One evening we were eating and Dad was feeling pangs of thirst. There was only milk at the table, and Dad wanted juice. He slipped away from the table and began making a new pitcher of juice. We carried on with our dinner conversations. Ally had the floor and was finishing up her critique of the food. “...the beans are gross too. I don’t like the potatoes. The cauliflower is yucky.” Suddenly a weird gurgling sound punctuated the air and interrupted Ally’s grievances. We listened as we heard a spraying sound followed by a wolf howl from the kitchen. We turned around to see what was going on. Dad had made juice, but mistakenly took the jar of vinegar that was on the counter for water. He had created a new flavour – orange and vinegar juice and was the first and only person to try this concoction. The show wasn’t over though. In desperation to get the vinegar taste out of his mouth, Dad ripped open a roll of Fruitella and frantically fumbled with the wrapper.
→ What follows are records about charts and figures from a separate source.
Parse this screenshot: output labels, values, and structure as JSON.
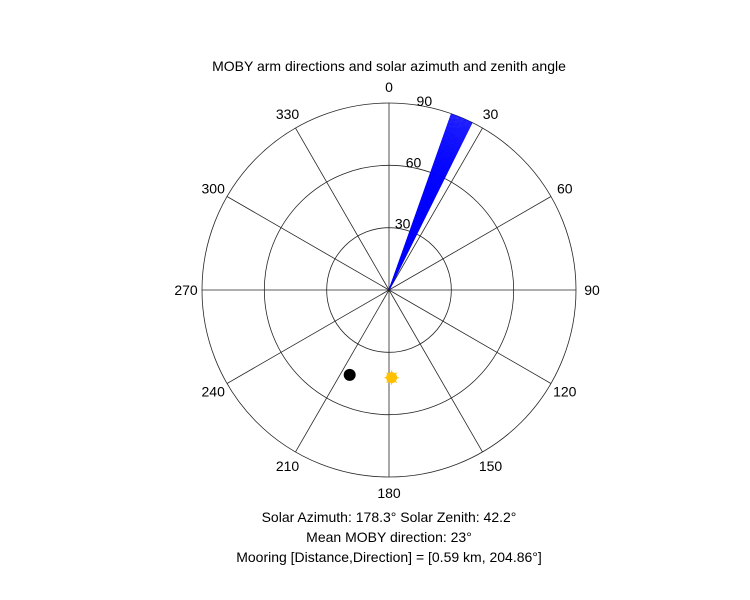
{
  "chart_data": {
    "type": "polar",
    "title": "MOBY arm directions and solar azimuth and zenith angle",
    "angular_axis": {
      "direction": "clockwise",
      "zero_location": "top",
      "ticks": [
        0,
        30,
        60,
        90,
        120,
        150,
        180,
        210,
        240,
        270,
        300,
        330
      ],
      "tick_labels": [
        "0",
        "30",
        "60",
        "90",
        "120",
        "150",
        "180",
        "210",
        "240",
        "270",
        "300",
        "330"
      ]
    },
    "radial_axis": {
      "range": [
        0,
        90
      ],
      "ticks": [
        30,
        60,
        90
      ],
      "tick_labels": [
        "30",
        "60",
        "90"
      ],
      "label_angle_deg": 10
    },
    "grid": true,
    "series": [
      {
        "kind": "arm_lines",
        "color": "#0000ff",
        "radius": 90,
        "directions_deg": [
          19.5,
          19.8,
          20.1,
          20.4,
          20.7,
          21.0,
          21.3,
          21.6,
          21.9,
          22.2,
          22.5,
          22.8,
          23.1,
          23.4,
          23.7,
          24.0,
          24.3,
          24.6,
          24.9,
          25.2,
          25.5,
          25.8,
          26.1,
          26.4
        ]
      },
      {
        "kind": "sun_marker",
        "color": "#ffc000",
        "azimuth_deg": 178.3,
        "zenith_deg": 42.2
      },
      {
        "kind": "mooring_marker",
        "color": "#000000",
        "direction_deg": 204.86,
        "radius": 45
      }
    ]
  },
  "annotations": {
    "line1": "Solar Azimuth: 178.3°    Solar Zenith: 42.2°",
    "line2": "Mean MOBY direction: 23°",
    "line3": "Mooring [Distance,Direction] = [0.59 km, 204.86°]"
  }
}
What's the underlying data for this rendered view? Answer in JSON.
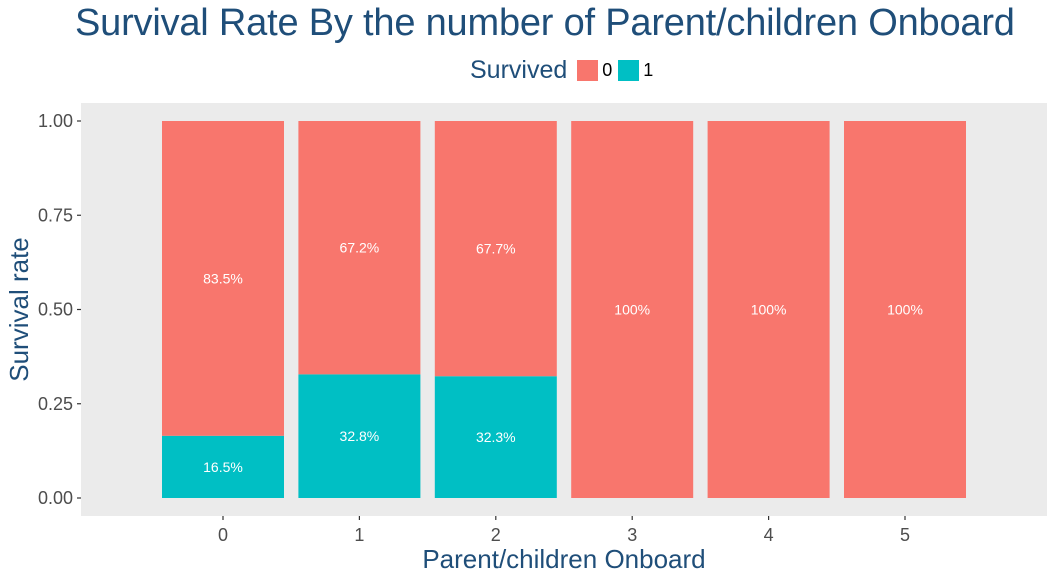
{
  "chart_data": {
    "type": "bar",
    "stacked": true,
    "title": "Survival Rate By the number of Parent/children Onboard",
    "xlabel": "Parent/children Onboard",
    "ylabel": "Survival rate",
    "categories": [
      "0",
      "1",
      "2",
      "3",
      "4",
      "5"
    ],
    "series": [
      {
        "name": "0",
        "values": [
          0.835,
          0.672,
          0.677,
          1.0,
          1.0,
          1.0
        ],
        "labels": [
          "83.5%",
          "67.2%",
          "67.7%",
          "100%",
          "100%",
          "100%"
        ]
      },
      {
        "name": "1",
        "values": [
          0.165,
          0.328,
          0.323,
          0.0,
          0.0,
          0.0
        ],
        "labels": [
          "16.5%",
          "32.8%",
          "32.3%",
          "",
          "",
          ""
        ]
      }
    ],
    "ylim": [
      0,
      1
    ],
    "yticks": [
      "0.00",
      "0.25",
      "0.50",
      "0.75",
      "1.00"
    ],
    "ytick_values": [
      0,
      0.25,
      0.5,
      0.75,
      1.0
    ],
    "legend": {
      "title": "Survived",
      "position": "top"
    },
    "grid": false,
    "colors": {
      "series0": "#F8766D",
      "series1": "#00BFC4",
      "panel": "#EBEBEB",
      "title": "#1F4E79"
    }
  }
}
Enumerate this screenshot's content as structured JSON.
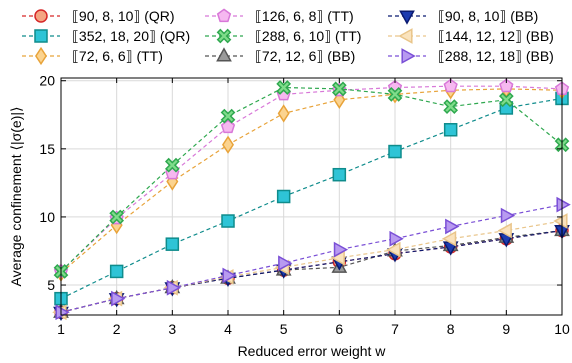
{
  "chart_data": {
    "type": "line",
    "xlabel": "Reduced error weight w",
    "ylabel": "Average confinement ⟨|σ(e)|⟩",
    "xlim": [
      1,
      10
    ],
    "ylim": [
      2.8,
      20.2
    ],
    "x_ticks": [
      1,
      2,
      3,
      4,
      5,
      6,
      7,
      8,
      9,
      10
    ],
    "y_ticks": [
      5,
      10,
      15,
      20
    ],
    "grid": true,
    "legend_position": "top",
    "x": [
      1,
      2,
      3,
      4,
      5,
      6,
      7,
      8,
      9,
      10
    ],
    "series": [
      {
        "name": "⟦90, 8, 10⟧ (QR)",
        "marker": "circle",
        "color": "#d62728",
        "fill": "#f4a582",
        "values": [
          3.0,
          4.0,
          4.8,
          5.5,
          6.1,
          6.7,
          7.3,
          7.8,
          8.4,
          9.0
        ]
      },
      {
        "name": "⟦352, 18, 20⟧ (QR)",
        "marker": "square",
        "color": "#0f8c8c",
        "fill": "#2ec4d6",
        "values": [
          4.0,
          6.0,
          8.0,
          9.7,
          11.5,
          13.1,
          14.8,
          16.4,
          18.0,
          18.7
        ]
      },
      {
        "name": "⟦72, 6, 6⟧ (TT)",
        "marker": "diamond",
        "color": "#e8a33a",
        "fill": "#fbd38f",
        "values": [
          5.9,
          9.4,
          12.6,
          15.3,
          17.6,
          18.6,
          19.0,
          19.3,
          19.4,
          19.3
        ]
      },
      {
        "name": "⟦126, 6, 8⟧ (TT)",
        "marker": "pentagon",
        "color": "#d878d8",
        "fill": "#f6b8f0",
        "values": [
          6.0,
          9.9,
          13.2,
          16.6,
          19.0,
          19.3,
          19.5,
          19.6,
          19.6,
          19.4
        ]
      },
      {
        "name": "⟦288, 6, 10⟧ (TT)",
        "marker": "x",
        "color": "#2fa84f",
        "fill": "#7fdc8a",
        "values": [
          6.0,
          10.0,
          13.8,
          17.4,
          19.5,
          19.4,
          19.0,
          18.1,
          18.6,
          15.3
        ]
      },
      {
        "name": "⟦72, 12, 6⟧ (BB)",
        "marker": "triangle-up",
        "color": "#555555",
        "fill": "#9a9a9a",
        "values": [
          3.0,
          4.0,
          4.8,
          5.5,
          6.1,
          6.3,
          7.5,
          7.9,
          8.5,
          9.0
        ]
      },
      {
        "name": "⟦90, 8, 10⟧ (BB)",
        "marker": "triangle-down",
        "color": "#0a1a70",
        "fill": "#1c3bb0",
        "values": [
          3.0,
          4.0,
          4.8,
          5.5,
          6.1,
          6.7,
          7.3,
          7.8,
          8.4,
          9.0
        ]
      },
      {
        "name": "⟦144, 12, 12⟧ (BB)",
        "marker": "triangle-left",
        "color": "#e9c58a",
        "fill": "#fae3bd",
        "values": [
          3.0,
          4.0,
          4.8,
          5.6,
          6.3,
          7.0,
          7.6,
          8.4,
          9.0,
          9.7
        ]
      },
      {
        "name": "⟦288, 12, 18⟧ (BB)",
        "marker": "triangle-right",
        "color": "#7a4fd6",
        "fill": "#b89af0",
        "values": [
          3.0,
          4.0,
          4.8,
          5.7,
          6.6,
          7.6,
          8.4,
          9.3,
          10.1,
          10.9
        ]
      }
    ]
  }
}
Fed up with the wrapper, he popped the Fruitella in his mouth – wrapper and all.

We were generally respectful children, but we didn’t stop laughing until the next morning.

Mom was a great cook, but dinner time was never really about the food on the table, but rather about who was sitting around the table. I guess this has never changed and is why I continue to plod my way through meals. Yes, I could probably eat my toast a lot faster (not in a matter of nanoseconds like my students mind you), but again – for me it’s not about the food on the table, but who’s there with you. I couldn’t ask for more interesting table companions than my students.